In a 1982 interview, Harwood Howard of Lexington provided an eyewitness account of Omaha Beach on that terrible and historic day.
Howard was plucked from what he regarded as training for fighting in the Pacific and shipped across the ocean through England to Normandy virtually without stopping.
Of his trip across the channel, Howard recalled from his vantage point on a troop-ship that it was an awesome sight.
“Ships as far as the eye could see in all directions, you wouldn’t have believed there were that many ships in the world.”
Howard, who was with the 329th Infantry, 83rd Division, spent time in both the 1st and 3rd Armies in the drive across Europe. As he drew nearer the beach, Howard recalled, “The water was filled with floating bodies and live men swimming for their lives, equipment was floating everywhere and the beach was jammed with sunken landing craft, small beached ships, sunken amphibious tanks, and underwater obstacles… God, it was a mess, we had to cross over sunken ships just to get to the beach. The beach was covered with thousands of our dead and what sand you could see was red. It was a tough place to stay alive in…I lost most of my outfit out there…”
Of his trip up the slope, Howard remembered simply, “It was the longest hill I ever climbed.” He recalled, “When we finally got over that hill, everybody started to dig in, but I didn’t get the chance, I was called out on patrol right away.”
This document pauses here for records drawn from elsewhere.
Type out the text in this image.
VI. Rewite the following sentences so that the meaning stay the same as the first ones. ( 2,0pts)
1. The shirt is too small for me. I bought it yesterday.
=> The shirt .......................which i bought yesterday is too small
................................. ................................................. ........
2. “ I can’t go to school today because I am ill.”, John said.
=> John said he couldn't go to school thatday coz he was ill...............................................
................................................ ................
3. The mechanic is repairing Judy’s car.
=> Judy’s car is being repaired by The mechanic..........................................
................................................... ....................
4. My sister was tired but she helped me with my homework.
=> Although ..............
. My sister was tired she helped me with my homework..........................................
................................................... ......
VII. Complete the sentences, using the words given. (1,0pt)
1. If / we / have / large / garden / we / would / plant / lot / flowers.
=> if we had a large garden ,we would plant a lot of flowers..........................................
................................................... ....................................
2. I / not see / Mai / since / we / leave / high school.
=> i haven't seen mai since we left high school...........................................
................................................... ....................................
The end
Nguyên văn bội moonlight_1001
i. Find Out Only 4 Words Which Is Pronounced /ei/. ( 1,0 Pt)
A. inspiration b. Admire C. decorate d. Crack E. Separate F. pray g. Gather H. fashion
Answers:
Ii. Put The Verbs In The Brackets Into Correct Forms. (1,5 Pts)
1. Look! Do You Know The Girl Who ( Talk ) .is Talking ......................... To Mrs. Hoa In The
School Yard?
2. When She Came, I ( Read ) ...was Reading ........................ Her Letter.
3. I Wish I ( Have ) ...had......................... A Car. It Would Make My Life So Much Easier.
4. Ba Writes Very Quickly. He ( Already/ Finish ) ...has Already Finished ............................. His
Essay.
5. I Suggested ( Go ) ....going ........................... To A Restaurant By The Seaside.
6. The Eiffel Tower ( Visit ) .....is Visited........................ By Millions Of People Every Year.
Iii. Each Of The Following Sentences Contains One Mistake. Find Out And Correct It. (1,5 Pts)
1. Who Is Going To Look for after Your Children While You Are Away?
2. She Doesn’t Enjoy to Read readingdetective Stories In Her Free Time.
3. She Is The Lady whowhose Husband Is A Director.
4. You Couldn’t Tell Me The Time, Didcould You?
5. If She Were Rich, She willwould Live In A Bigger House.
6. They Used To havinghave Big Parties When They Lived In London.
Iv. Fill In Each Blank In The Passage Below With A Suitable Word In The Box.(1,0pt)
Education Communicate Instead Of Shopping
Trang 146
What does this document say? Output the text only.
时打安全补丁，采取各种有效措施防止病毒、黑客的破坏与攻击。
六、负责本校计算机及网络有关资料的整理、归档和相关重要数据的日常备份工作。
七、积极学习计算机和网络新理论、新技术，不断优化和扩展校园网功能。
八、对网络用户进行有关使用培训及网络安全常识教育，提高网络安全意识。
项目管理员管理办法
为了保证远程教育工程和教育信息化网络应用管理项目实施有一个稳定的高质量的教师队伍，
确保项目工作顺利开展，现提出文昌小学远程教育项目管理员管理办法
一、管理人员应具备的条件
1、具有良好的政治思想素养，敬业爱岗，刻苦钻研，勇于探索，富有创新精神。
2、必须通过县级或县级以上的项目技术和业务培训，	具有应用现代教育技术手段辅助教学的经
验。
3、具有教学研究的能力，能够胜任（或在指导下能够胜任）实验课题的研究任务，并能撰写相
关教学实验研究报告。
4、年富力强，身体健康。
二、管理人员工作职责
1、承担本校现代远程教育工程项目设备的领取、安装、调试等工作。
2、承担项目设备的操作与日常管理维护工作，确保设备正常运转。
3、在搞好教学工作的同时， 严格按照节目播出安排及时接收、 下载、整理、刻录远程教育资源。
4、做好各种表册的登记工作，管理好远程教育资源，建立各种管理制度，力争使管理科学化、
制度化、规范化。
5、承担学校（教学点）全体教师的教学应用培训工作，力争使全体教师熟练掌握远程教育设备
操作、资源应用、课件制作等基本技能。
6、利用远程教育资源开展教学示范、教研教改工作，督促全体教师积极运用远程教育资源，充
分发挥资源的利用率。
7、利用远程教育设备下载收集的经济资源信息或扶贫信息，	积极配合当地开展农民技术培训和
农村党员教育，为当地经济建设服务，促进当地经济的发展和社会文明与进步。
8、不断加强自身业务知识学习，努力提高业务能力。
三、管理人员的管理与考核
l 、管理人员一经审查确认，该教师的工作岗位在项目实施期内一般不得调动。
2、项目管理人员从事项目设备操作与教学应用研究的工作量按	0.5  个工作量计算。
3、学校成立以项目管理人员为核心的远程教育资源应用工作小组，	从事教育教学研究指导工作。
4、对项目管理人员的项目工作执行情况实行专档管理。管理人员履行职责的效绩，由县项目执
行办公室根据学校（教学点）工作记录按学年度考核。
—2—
Howard was an expert rifleman and was used to cover bazookas and spot snipers.
Howard recalled being “scared as hell” and credited his survival to luck and “being a sharpeyed squirrel hunter from Missouri.”
Asked if he would like to go back and see Normandy now under more peaceful conditions, he replied, “To me, it is a place of death and bad memories and I have no desire to see it again.”
Howard went on from Normandy to fight at St. Lo., St. Sevan, Luxemburg, and elsewhere before being wounded and sent home.